Site icon Terrabayt

İlaç Dozlarında Cinsiyet Körlüğü Kadınlara Zarar Veriyor


“İlaçlar en başından beri erkeklerin bedeninde işe yarayacak şekilde optimize edilmiştir. Erkeklere ve kadınlara aynı dozlarda ilaç reçeteleme pratiğini derhal yeniden gözden geçirmemiz lazım.”

Chicago Üniversitesi ve Berkeley Kaliforniya Üniversitesi’nden araştırmacıların gerçekleştirdiği yeni bir araştırmaya göre ilaç dozları ekseriyetle biyolojik cinsiyeti erkek olan denekler üzerine yapılan araştırmalara göre hesaplandığından kadınlar genelde ilaçları gerektiğinden daha yüksek dozlarda alıyor ve buna bağlı olarak yan etkiler yaşıyorlar.

Chicago Üniversitesi’nde psikolog olarak çalışan araştırmanın yazarlarından Prof. Brian Prendergast “Bu ilaçlar en başından beri erkeklerin bedeninde işe yarayacak şekilde optimize edilmiştir. Erkeklere ve kadınlara aynı dozlarda ilaç reçeteleme pratiğini derhal yeniden gözden geçirmemiz lazım,” diyor.

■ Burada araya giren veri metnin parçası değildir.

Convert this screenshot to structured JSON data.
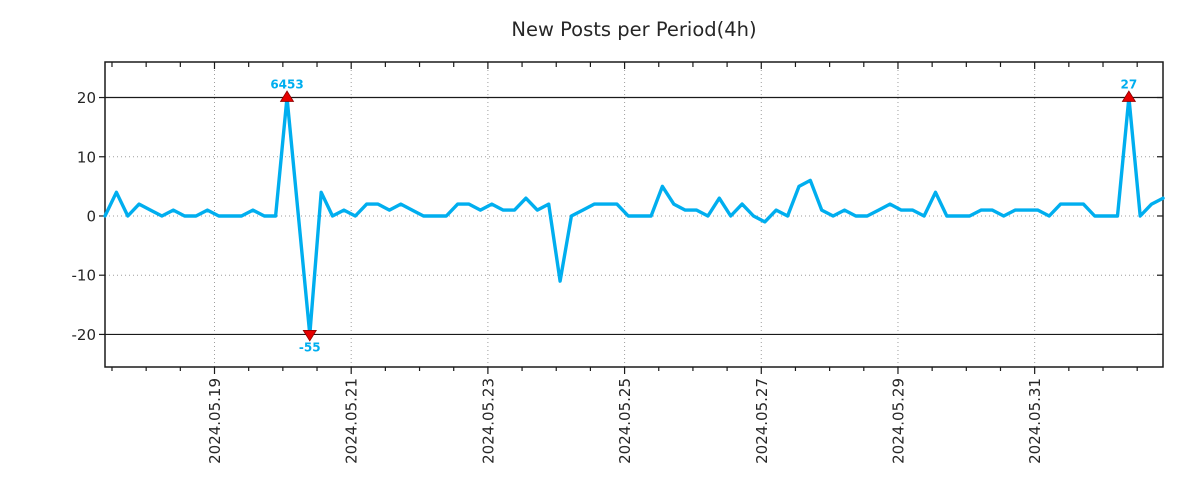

Bilim insanları ve tıp uzmanları uzun zamandır, ilaç dozları hastanın ağırlığına göre ayarlandığında dahi kadınların erkeklerden daha çok yan etki yaşadığını biliyordu. Bu yan etkilerin arasında baş ağrısı, baş dönmesi, kanama ve felç de var. Ancak on yıllardır kadınlar hormon döngüleri araştırma sonuçlarını olumsuz etkileyebilir diye ilaç deneylerine dahil edilmemişti.

“Uzun bir süre boyunca biyo-medikal bilim erkekler tarafından, erkekler için icra edilmişti,” diyor Prendergast. “Bu durum ta petri kabında başlıyor: Daha önceki testlerde kullanılan hücrelerin çoğu erkeklerden alınmış, sonrasında ilaçlar da laboratuvarda erkek hayvanlar üzerinde test edilmiştir.”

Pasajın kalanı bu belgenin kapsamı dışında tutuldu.